Além disso, o envolvimento global da China tem se expandido constantemente, apesar das acusações de certos meios de comunicação ocidentais de que seus objetivos principais giram apenas em torno de interesses econômicos. A participação ativa de Pequim em várias cúpulas trilaterais ou quadrilaterais de estabilidade e segurança centradas no Afeganistão impulsionou-a para um novo papel na região. O relatório sugere que a influência da China dentro dessas estruturas pode crescer e se expandir ainda mais por meio de seu envolvimento no Processo do Coração da Ásia.

O relatório também destaca que, embora existam variações significativas entre as nações participantes, a estrutura trilateral como um todo, e especificamente o sistema trilateral do Afeganistão, Irã e Paquistão, tem sido frequentemente percebida como soluções potenciais para os desafios mais prementes da região.

Desde 2009, paralelamente às negociações dentro da Organização de Cooperação Econômica (ECO), as interações trilaterais entre Afeganistão, Paquistão e Irã visam aumentar a colaboração nos domínios político, de segurança, socioeconômico e cultural.

No entanto, a natureza trilateral desse grupo é um tanto prejudicada pela prevalência de compromissos bilaterais entre os países membros. O relatório conclui que o governo afegão interage predominantemente diretamente com o Paquistão e o Irã, em vez de utilizar plenamente o fórum trilateral.

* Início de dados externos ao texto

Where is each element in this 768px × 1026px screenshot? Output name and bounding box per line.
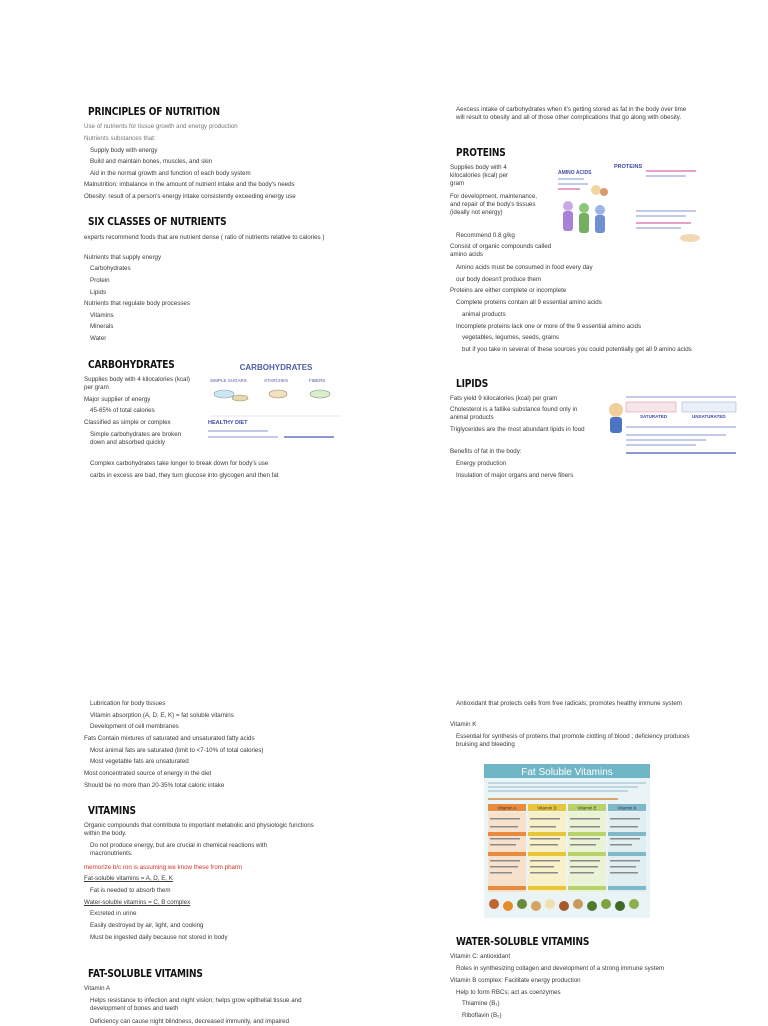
- fat-soluble-vitamins-table: [484, 764, 650, 918]
- text-line: Minerals: [90, 323, 114, 330]
- text-line: Simple carbohydrates are broken down and absorbed quickly: [90, 431, 182, 446]
- heading-water-soluble-vitamins: WATER-SOLUBLE VITAMINS: [456, 935, 590, 948]
- text-line: Must be ingested daily because not stored in body: [90, 934, 228, 941]
- vitamin-table-col-d: Vitamin D: [537, 805, 557, 811]
- text-line: but if you take in several of these sources you could potentially get all 9 amino acids: [462, 346, 692, 353]
- vitamin-table-col-a: Vitamin A: [497, 805, 517, 811]
- text-line: Antioxidant that protects cells from free radicals; promotes healthy immune system: [456, 700, 682, 707]
- heading-lipids: LIPIDS: [456, 377, 489, 390]
- text-line: Organic compounds that contribute to important metabolic and physiologic functions within the body.: [84, 822, 314, 837]
- text-line: Triglycerides are the most abundant lipids in food: [450, 426, 585, 433]
- text-line: Supply body with energy: [90, 147, 158, 154]
- text-line: Supplies body with 4 kilocalories (kcal) per gram: [450, 164, 509, 187]
- text-line: Supplies body with 4 kilocalories (kcal) per gram: [84, 376, 190, 391]
- carbs-image-col-starches: STARCHES: [264, 378, 289, 383]
- carbohydrates-illustration: [204, 358, 348, 444]
- text-line: Vitamin K: [450, 721, 477, 728]
- carbs-image-col-simple: SIMPLE SUGARS: [210, 378, 247, 383]
- carbs-image-col-fibers: FIBERS: [309, 378, 326, 383]
- text-line: Vitamin C: antioxidant: [450, 953, 511, 960]
- text-line: Should be no more than 20-35% total caloric intake: [84, 782, 225, 789]
- text-line: Energy production: [456, 460, 507, 467]
- text-line: 45-65% of total calories: [90, 407, 155, 414]
- text-line: Protein: [90, 277, 110, 284]
- text-line: Water-soluble vitamins = C, B complex: [84, 899, 191, 906]
- heading-carbohydrates: CARBOHYDRATES: [88, 358, 175, 371]
- unsaturated-label: UNSATURATED: [692, 414, 726, 419]
- text-line: Roles in synthesizing collagen and development of a strong immune system: [456, 965, 665, 972]
- text-line: Fats Contain mixtures of saturated and unsaturated fatty acids: [84, 735, 255, 742]
- amino-acids-label: AMINO ACIDS: [558, 170, 592, 176]
- text-paragraph: Aexcess intake of carbohydrates when it's getting stored as fat in the body over time will result to obesity and all of those other complications that go along with obesity.: [456, 106, 687, 121]
- text-line: Do not produce energy, but are crucial in chemical reactions with macronutrients.: [90, 842, 268, 857]
- text-line: Nutrients that regulate body processes: [84, 300, 190, 307]
- vitamin-table-title: Fat Soluble Vitamins: [521, 767, 613, 778]
- text-line: Essential for synthesis of proteins that promote clotting of blood ; deficiency produces bruising and bleeding: [456, 733, 690, 748]
- text-line: Major supplier of energy: [84, 396, 151, 403]
- page-1: [0, 0, 768, 512]
- proteins-illustration: [556, 160, 708, 244]
- text-line: Proteins are either complete or incomplete: [450, 287, 567, 294]
- text-line: Vitamin B complex: Facilitate energy production: [450, 977, 581, 984]
- saturated-label: SATURATED: [640, 414, 668, 419]
- lipids-illustration: [606, 392, 746, 462]
- text-line: Water: [90, 335, 107, 342]
- text-line: Recommend 0.8 g/kg: [456, 232, 515, 239]
- vitamin-table-col-k: Vitamin K: [617, 805, 637, 811]
- text-line: Fat is needed to absorb them: [90, 887, 171, 894]
- text-line: carbs in excess are bad, they turn glucose into glycogen and then fat: [90, 472, 279, 479]
- text-line: Most concentrated source of energy in the diet: [84, 770, 212, 777]
- text-line: Obesity: result of a person's energy intake consistently exceeding energy use: [84, 193, 296, 200]
- heading-fat-soluble-vitamins: FAT-SOLUBLE VITAMINS: [88, 967, 203, 980]
- text-line: Classified as simple or complex: [84, 419, 171, 426]
- text-line: Complete proteins contain all 9 essential amino acids: [456, 299, 602, 306]
- text-line: Helps resistance to infection and night vision; helps grow epithelial tissue and development of bones and teeth: [90, 997, 302, 1012]
- text-line: vegetables, legumes, seeds, grains: [462, 334, 559, 341]
- text-line: Build and maintain bones, muscles, and skin: [90, 158, 213, 165]
- text-line: Nutrients that supply energy: [84, 254, 162, 261]
- text-line: Lubrication for body tissues: [90, 700, 166, 707]
- note-line: memorize b/c ron is assuming we know these from pharm: [84, 864, 243, 871]
- text-line: Easily destroyed by air, light, and cooking: [90, 922, 204, 929]
- proteins-image-label: PROTEINS: [614, 164, 643, 170]
- text-line: Vitamins: [90, 312, 114, 319]
- vitamin-table-col-e: Vitamin E: [577, 805, 597, 811]
- text-line: experts recommend foods that are nutrient dense ( ratio of nutrients relative to calories ): [84, 234, 325, 241]
- text-line: animal products: [462, 311, 506, 318]
- text-line: Incomplete proteins lack one or more of the 9 essential amino acids: [456, 323, 642, 330]
- text-line: Cholesterol is a fatlike substance found only in animal products: [450, 406, 578, 421]
- text-line: Development of cell membranes: [90, 723, 179, 730]
- text-line: Aid in the normal growth and function of each body system: [90, 170, 251, 177]
- text-line: Excreted in urine: [90, 910, 137, 917]
- text-line: Help to form RBCs; act as coenzymes: [456, 989, 561, 996]
- text-line: For development, maintenance, and repair of the body's tissues (ideally not energy): [450, 193, 538, 216]
- text-line: Riboflavin (B₂): [462, 1012, 502, 1019]
- text-line: Benefits of fat in the body:: [450, 448, 522, 455]
- text-line: our body doesn't produce them: [456, 276, 542, 283]
- text-line: Most animal fats are saturated (limit to <7-10% of total calories): [90, 747, 264, 754]
- heading-principles-of-nutrition: PRINCIPLES OF NUTRITION: [88, 105, 220, 118]
- page-2: [0, 512, 768, 1024]
- carbs-image-title: CARBOHYDRATES: [239, 363, 313, 372]
- text-line: Amino acids must be consumed in food every day: [456, 264, 593, 271]
- text-line: Nutrients substances that:: [84, 135, 156, 142]
- text-line: Complex carbohydrates take longer to break down for body's use: [90, 460, 269, 467]
- text-line: Malnutrition: imbalance in the amount of nutrient intake and the body's needs: [84, 181, 295, 188]
- text-line: Vitamin absorption (A, D, E, K) = fat soluble vitamins: [90, 712, 234, 719]
- text-line: Thiamine (B₁): [462, 1000, 500, 1007]
- heading-proteins: PROTEINS: [456, 146, 506, 159]
- text-line: Use of nutrients for tissue growth and energy production: [84, 123, 238, 130]
- text-line: Carbohydrates: [90, 265, 131, 272]
- text-line: Consist of organic compounds called amino acids: [450, 243, 552, 258]
- text-line: Insulation of major organs and nerve fibers: [456, 472, 574, 479]
- text-line: Fats yield 9 kilocalories (kcal) per gram: [450, 395, 558, 402]
- text-line: Fat-soluble vitamins = A, D, E, K: [84, 875, 173, 882]
- text-line: Vitamin A: [84, 985, 111, 992]
- text-line: Deficiency can cause night blindness, decreased immunity, and impaired: [90, 1018, 290, 1025]
- heading-vitamins: VITAMINS: [88, 804, 136, 817]
- heading-six-classes: SIX CLASSES OF NUTRIENTS: [88, 215, 227, 228]
- text-line: Most vegetable fats are unsaturated: [90, 758, 189, 765]
- carbs-image-diet: HEALTHY DIET: [208, 420, 248, 426]
- text-line: Lipids: [90, 289, 107, 296]
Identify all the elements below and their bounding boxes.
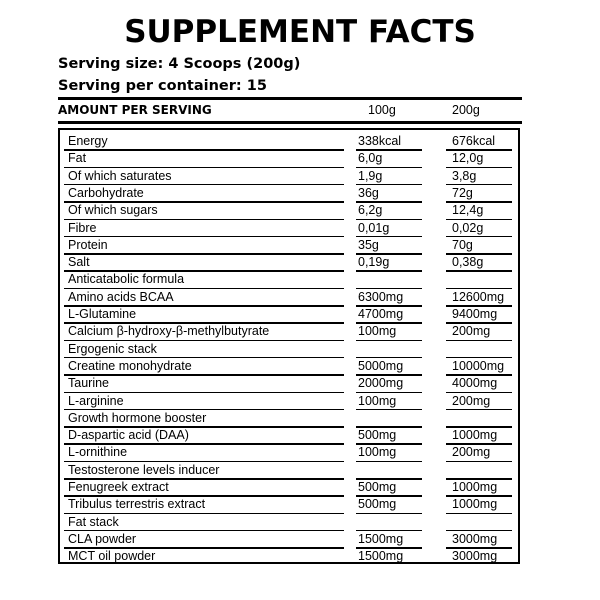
nutrient-name: Of which saturates: [68, 168, 172, 183]
nutrient-name: Salt: [68, 255, 90, 270]
value-100g: 100mg: [358, 393, 397, 408]
table-row: [60, 150, 518, 167]
value-200g: 12600mg: [452, 289, 505, 304]
table-row: [60, 444, 518, 461]
nutrient-name: Taurine: [68, 376, 109, 391]
value-100g: 0,19g: [358, 255, 390, 270]
value-100g: 35g: [358, 237, 379, 252]
nutrient-name: MCT oil powder: [68, 549, 156, 564]
facts-table: [58, 128, 520, 564]
table-row: [60, 358, 518, 375]
value-100g: 500mg: [358, 480, 397, 494]
value-200g: 200mg: [452, 324, 491, 339]
value-100g: 500mg: [358, 428, 397, 443]
nutrient-name: Energy: [68, 134, 108, 148]
value-100g: 1,9g: [358, 168, 383, 183]
value-200g: 0,02g: [452, 220, 484, 235]
table-row: [60, 185, 518, 202]
nutrient-name: Calcium β-hydroxy-β-methylbutyrate: [68, 324, 270, 339]
page-title: SUPPLEMENT FACTS: [124, 14, 476, 50]
table-row: [60, 548, 518, 565]
table-row: [60, 341, 518, 358]
table-row: [60, 168, 518, 185]
value-200g: 12,4g: [452, 203, 484, 218]
table-row: [60, 237, 518, 254]
value-100g: 1500mg: [358, 531, 404, 546]
table-row: [60, 427, 518, 444]
table-row: [60, 393, 518, 410]
value-100g: 100mg: [358, 324, 397, 339]
nutrient-name: Of which sugars: [68, 203, 158, 218]
value-200g: 3000mg: [452, 549, 498, 564]
nutrient-name: CLA powder: [68, 531, 137, 546]
table-row: [60, 306, 518, 323]
table-row: [60, 462, 518, 479]
table-row: [60, 496, 518, 513]
value-200g: 1000mg: [452, 480, 498, 494]
table-row: [60, 531, 518, 548]
value-200g: 9400mg: [452, 307, 498, 321]
value-200g: 72g: [452, 185, 473, 200]
value-200g: 4000mg: [452, 376, 498, 391]
nutrient-name: Carbohydrate: [68, 185, 144, 200]
nutrient-name: Fenugreek extract: [68, 480, 169, 494]
nutrient-name: Protein: [68, 237, 108, 252]
value-100g: 6,0g: [358, 151, 383, 166]
value-100g: 338kcal: [358, 134, 402, 148]
table-row: [60, 375, 518, 392]
header-rule-bottom: [58, 121, 522, 124]
serving-size: Serving size: 4 Scoops (200g): [58, 56, 301, 72]
table-row: [60, 479, 518, 496]
value-100g: 2000mg: [358, 376, 404, 391]
column-header-200g: 200g: [452, 103, 480, 117]
table-row: [60, 202, 518, 219]
value-200g: 0,38g: [452, 255, 484, 270]
serving-per-container: Serving per container: 15: [58, 78, 267, 94]
table-row: [60, 254, 518, 271]
table-row: [60, 220, 518, 237]
value-100g: 6,2g: [358, 203, 383, 218]
nutrient-name: L-Glutamine: [68, 307, 137, 321]
value-200g: 12,0g: [452, 151, 484, 166]
value-200g: 200mg: [452, 393, 491, 408]
nutrient-name: Anticatabolic formula: [68, 272, 185, 287]
value-100g: 0,01g: [358, 220, 390, 235]
header-rule-top: [58, 97, 522, 100]
value-200g: 3,8g: [452, 168, 477, 183]
table-row: [60, 271, 518, 288]
amount-per-serving-label: AMOUNT PER SERVING: [58, 103, 212, 117]
nutrient-name: Creatine monohydrate: [68, 358, 192, 373]
nutrient-name: L-ornithine: [68, 445, 128, 460]
value-200g: 676kcal: [452, 134, 496, 148]
value-100g: 6300mg: [358, 289, 404, 304]
nutrient-name: Ergogenic stack: [68, 341, 157, 356]
nutrient-name: Fibre: [68, 220, 97, 235]
value-100g: 1500mg: [358, 549, 404, 564]
nutrient-name: L-arginine: [68, 393, 124, 408]
nutrient-name: Tribulus terrestris extract: [68, 497, 206, 512]
value-200g: 1000mg: [452, 497, 498, 512]
table-row: [60, 514, 518, 531]
value-100g: 4700mg: [358, 307, 404, 321]
value-100g: 36g: [358, 185, 379, 200]
value-100g: 100mg: [358, 445, 397, 460]
column-header-100g: 100g: [368, 103, 396, 117]
value-200g: 70g: [452, 237, 473, 252]
nutrient-name: Fat: [68, 151, 87, 166]
table-row: [60, 133, 518, 150]
value-200g: 200mg: [452, 445, 491, 460]
table-row: [60, 410, 518, 427]
table-row: [60, 323, 518, 340]
nutrient-name: Amino acids BCAA: [68, 289, 174, 304]
value-100g: 5000mg: [358, 358, 404, 373]
value-100g: 500mg: [358, 497, 397, 512]
value-200g: 10000mg: [452, 358, 505, 373]
table-row: [60, 289, 518, 306]
nutrient-name: Testosterone levels inducer: [68, 462, 220, 477]
nutrient-name: Fat stack: [68, 514, 119, 529]
value-200g: 3000mg: [452, 531, 498, 546]
value-200g: 1000mg: [452, 428, 498, 443]
nutrient-name: Growth hormone booster: [68, 410, 207, 425]
nutrient-name: D-aspartic acid (DAA): [68, 428, 189, 443]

À medida que a China continua a ascender na arena global, emergindo como um importante mediador em conflitos geopolíticos, seu envolvimento ativo na arquitetura trilateral reflete seu compromisso com a estabilidade e a segurança regionais. Isso, por sua vez, tem o potencial de cultivar um ambiente que nutre a paz, o progresso e a prosperidade em toda a Ásia.